Apple and Qualcomm’s messy legal battles are heating up as Apple CEO Tim Cook prepares to give a deposition on June 27th, 2018.
Cook will testify in regards to a Qualcomm lawsuit that accuses the Cupertino-based tech giant of lying to regulators in order to start investigations of Qualcomm following complaints over chip royalties.
The full legal document can be viewed below.
The two tech giants have been at war with one another for over a year now.
In January 2017, Apple filed a $1 billion lawsuit against Qualcomm, stating the company was “charging royalties for technologies they have nothing to do with.”

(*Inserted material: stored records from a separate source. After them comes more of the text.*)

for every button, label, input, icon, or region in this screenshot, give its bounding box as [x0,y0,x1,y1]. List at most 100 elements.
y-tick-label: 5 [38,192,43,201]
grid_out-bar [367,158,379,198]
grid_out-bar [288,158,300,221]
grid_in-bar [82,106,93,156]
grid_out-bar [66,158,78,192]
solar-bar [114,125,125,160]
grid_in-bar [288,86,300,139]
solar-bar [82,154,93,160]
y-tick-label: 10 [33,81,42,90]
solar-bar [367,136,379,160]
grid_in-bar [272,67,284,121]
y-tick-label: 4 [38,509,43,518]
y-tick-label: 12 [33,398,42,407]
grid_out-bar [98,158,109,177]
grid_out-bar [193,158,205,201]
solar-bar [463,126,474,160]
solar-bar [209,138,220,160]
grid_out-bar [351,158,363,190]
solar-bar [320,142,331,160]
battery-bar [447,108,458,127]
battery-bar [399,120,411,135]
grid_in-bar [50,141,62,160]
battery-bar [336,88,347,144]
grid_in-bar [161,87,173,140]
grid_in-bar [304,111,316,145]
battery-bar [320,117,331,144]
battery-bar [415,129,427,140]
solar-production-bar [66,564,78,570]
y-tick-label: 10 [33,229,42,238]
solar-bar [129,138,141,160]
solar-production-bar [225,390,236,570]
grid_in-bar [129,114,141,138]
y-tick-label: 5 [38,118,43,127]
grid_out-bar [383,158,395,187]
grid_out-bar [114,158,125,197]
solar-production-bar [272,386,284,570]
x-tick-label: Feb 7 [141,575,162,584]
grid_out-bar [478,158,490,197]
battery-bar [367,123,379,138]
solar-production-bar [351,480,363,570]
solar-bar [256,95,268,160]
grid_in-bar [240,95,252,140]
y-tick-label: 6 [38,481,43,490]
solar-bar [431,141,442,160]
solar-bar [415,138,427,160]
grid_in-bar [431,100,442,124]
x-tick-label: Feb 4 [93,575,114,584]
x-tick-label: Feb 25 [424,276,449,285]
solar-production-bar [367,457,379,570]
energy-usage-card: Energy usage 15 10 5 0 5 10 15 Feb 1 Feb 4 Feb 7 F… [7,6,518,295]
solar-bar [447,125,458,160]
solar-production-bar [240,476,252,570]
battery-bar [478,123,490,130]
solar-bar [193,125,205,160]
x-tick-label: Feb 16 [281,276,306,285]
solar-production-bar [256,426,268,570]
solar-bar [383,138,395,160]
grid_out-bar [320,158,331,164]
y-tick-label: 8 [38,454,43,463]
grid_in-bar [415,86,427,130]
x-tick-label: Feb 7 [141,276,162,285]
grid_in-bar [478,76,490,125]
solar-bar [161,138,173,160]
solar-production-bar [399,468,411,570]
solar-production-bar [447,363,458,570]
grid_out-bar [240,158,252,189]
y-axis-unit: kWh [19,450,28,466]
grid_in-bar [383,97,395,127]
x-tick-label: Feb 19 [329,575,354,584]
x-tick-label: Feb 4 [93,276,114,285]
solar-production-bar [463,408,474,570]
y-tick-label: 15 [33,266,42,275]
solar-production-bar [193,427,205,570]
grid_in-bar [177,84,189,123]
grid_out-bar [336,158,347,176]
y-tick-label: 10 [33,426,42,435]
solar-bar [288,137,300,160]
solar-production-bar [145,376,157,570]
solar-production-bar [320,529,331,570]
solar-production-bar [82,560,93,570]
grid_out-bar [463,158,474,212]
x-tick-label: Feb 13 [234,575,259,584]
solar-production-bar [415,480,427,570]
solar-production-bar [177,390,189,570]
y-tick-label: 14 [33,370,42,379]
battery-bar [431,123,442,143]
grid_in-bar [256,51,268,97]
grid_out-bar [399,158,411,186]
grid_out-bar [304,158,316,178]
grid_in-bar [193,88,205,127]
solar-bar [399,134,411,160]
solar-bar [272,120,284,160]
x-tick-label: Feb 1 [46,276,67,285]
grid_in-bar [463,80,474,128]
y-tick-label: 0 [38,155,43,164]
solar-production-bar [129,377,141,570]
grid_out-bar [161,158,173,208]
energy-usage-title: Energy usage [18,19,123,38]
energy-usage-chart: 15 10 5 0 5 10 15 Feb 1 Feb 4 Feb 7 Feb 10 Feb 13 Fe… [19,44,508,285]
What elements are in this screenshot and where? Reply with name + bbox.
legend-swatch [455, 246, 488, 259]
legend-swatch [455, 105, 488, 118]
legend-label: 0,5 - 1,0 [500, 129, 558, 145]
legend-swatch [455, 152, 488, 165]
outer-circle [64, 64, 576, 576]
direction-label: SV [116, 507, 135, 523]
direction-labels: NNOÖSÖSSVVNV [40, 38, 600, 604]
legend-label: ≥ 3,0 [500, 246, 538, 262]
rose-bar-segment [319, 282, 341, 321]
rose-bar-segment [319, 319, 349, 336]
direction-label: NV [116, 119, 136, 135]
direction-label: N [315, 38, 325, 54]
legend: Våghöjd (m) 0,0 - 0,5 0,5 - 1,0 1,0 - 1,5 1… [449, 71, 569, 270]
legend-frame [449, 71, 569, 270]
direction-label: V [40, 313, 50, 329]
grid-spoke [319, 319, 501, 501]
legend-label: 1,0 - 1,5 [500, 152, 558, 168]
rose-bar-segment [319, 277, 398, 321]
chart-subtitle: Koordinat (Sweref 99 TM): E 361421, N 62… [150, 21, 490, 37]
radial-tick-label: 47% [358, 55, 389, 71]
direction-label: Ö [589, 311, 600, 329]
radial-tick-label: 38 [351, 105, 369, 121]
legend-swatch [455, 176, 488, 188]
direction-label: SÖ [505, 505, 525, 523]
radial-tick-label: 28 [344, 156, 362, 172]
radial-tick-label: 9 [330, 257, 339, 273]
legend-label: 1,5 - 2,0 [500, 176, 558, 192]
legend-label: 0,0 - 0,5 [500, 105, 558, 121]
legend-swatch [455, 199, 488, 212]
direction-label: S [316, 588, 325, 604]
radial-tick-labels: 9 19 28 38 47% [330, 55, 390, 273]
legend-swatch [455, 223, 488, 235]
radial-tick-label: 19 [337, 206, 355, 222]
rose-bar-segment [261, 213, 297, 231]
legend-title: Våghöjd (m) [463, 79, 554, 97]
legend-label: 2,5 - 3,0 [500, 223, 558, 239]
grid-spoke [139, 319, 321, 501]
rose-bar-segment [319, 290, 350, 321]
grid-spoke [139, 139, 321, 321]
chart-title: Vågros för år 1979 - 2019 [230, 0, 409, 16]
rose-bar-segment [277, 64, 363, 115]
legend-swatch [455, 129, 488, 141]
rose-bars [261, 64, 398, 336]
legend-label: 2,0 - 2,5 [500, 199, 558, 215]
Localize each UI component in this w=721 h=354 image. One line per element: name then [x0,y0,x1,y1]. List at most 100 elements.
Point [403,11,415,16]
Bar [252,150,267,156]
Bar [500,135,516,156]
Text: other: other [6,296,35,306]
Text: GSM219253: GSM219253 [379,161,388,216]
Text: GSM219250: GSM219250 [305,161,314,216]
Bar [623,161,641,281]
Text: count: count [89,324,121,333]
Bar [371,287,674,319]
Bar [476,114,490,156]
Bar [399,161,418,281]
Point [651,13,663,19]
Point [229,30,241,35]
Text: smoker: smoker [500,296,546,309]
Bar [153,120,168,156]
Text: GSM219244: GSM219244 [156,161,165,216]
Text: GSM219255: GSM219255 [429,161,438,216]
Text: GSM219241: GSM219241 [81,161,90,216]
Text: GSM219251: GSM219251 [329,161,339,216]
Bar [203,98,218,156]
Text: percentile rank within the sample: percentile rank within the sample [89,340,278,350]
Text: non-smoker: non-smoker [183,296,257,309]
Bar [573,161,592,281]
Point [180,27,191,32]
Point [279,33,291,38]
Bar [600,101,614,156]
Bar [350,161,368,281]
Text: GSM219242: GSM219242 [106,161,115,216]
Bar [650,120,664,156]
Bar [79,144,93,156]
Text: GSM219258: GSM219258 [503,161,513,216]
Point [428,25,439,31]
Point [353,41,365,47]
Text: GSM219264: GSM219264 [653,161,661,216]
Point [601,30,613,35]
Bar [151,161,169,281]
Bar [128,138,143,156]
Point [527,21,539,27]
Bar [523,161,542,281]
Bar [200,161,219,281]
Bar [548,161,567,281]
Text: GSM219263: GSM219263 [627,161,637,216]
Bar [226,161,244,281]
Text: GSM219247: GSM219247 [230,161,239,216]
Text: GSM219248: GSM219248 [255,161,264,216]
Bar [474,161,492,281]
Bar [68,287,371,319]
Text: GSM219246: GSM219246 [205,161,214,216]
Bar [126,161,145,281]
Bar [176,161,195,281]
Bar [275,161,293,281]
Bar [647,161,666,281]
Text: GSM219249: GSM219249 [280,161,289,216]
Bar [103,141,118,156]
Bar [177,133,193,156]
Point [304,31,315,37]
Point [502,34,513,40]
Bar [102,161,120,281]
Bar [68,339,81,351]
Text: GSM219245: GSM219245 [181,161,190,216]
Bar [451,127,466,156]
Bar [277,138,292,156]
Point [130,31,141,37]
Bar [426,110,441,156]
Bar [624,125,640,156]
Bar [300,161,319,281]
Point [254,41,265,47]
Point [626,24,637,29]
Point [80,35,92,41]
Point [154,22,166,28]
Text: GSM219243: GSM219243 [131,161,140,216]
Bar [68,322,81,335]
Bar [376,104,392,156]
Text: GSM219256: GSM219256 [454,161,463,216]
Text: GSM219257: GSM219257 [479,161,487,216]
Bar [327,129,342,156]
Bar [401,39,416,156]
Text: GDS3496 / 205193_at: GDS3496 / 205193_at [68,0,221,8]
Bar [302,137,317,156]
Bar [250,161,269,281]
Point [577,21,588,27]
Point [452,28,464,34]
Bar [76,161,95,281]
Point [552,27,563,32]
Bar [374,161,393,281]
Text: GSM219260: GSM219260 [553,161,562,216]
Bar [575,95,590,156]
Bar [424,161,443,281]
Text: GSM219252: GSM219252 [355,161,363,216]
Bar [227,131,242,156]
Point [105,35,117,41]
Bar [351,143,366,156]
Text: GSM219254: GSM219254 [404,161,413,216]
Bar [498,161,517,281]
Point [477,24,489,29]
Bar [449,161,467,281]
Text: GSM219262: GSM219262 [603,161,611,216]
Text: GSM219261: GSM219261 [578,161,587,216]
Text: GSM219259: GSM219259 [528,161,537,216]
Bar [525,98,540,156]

Apple further argued that Qualcomm was charging “at least five times more in payments than all the other cellular patent licensors we have agreements with combined.”
As a result, Apple said it would withhold making any royalty payments to Qualcomm until the dispute was resolved.
In response, Qualcomm later sued Apple contract manufacturers — who are charged by Qualcomm on behalf of Apple — for failing to pay royalties on licensed agreements. “Apple is attempting to inflict severe, immediate, and permanent harm on Qualcomm to force Qualcomm to agree to Apple’s unreasonable demand for a below-market direct license,” Qualcomm wrote in a court filing.
At one point, a May 2017 report suggested Qualcomm was attempting to get the International Trade Commission to ban the iPhone — which is manufactured in Asia — from entering the U.S., although nothing came out of these alleged plans.
Qualcomm later claimed that Apple was in violation of six of its own battery patents, to which Apple responded by alleging that Qualcomm’s Snapdragon chipset was infringing on eight battery life patents.
Specifically, Apple singled out the Snapdragon 800 and 820 as part of the infringements, chips that are a few generations behind Qualcomm’s current 835 flagship but are still used for in-market devices such as the Samsung Galaxy S7 and BlackBerry DTEK60.
Cook’s court appearance seems to be the first major step forward in resolving the long-running legal disputes.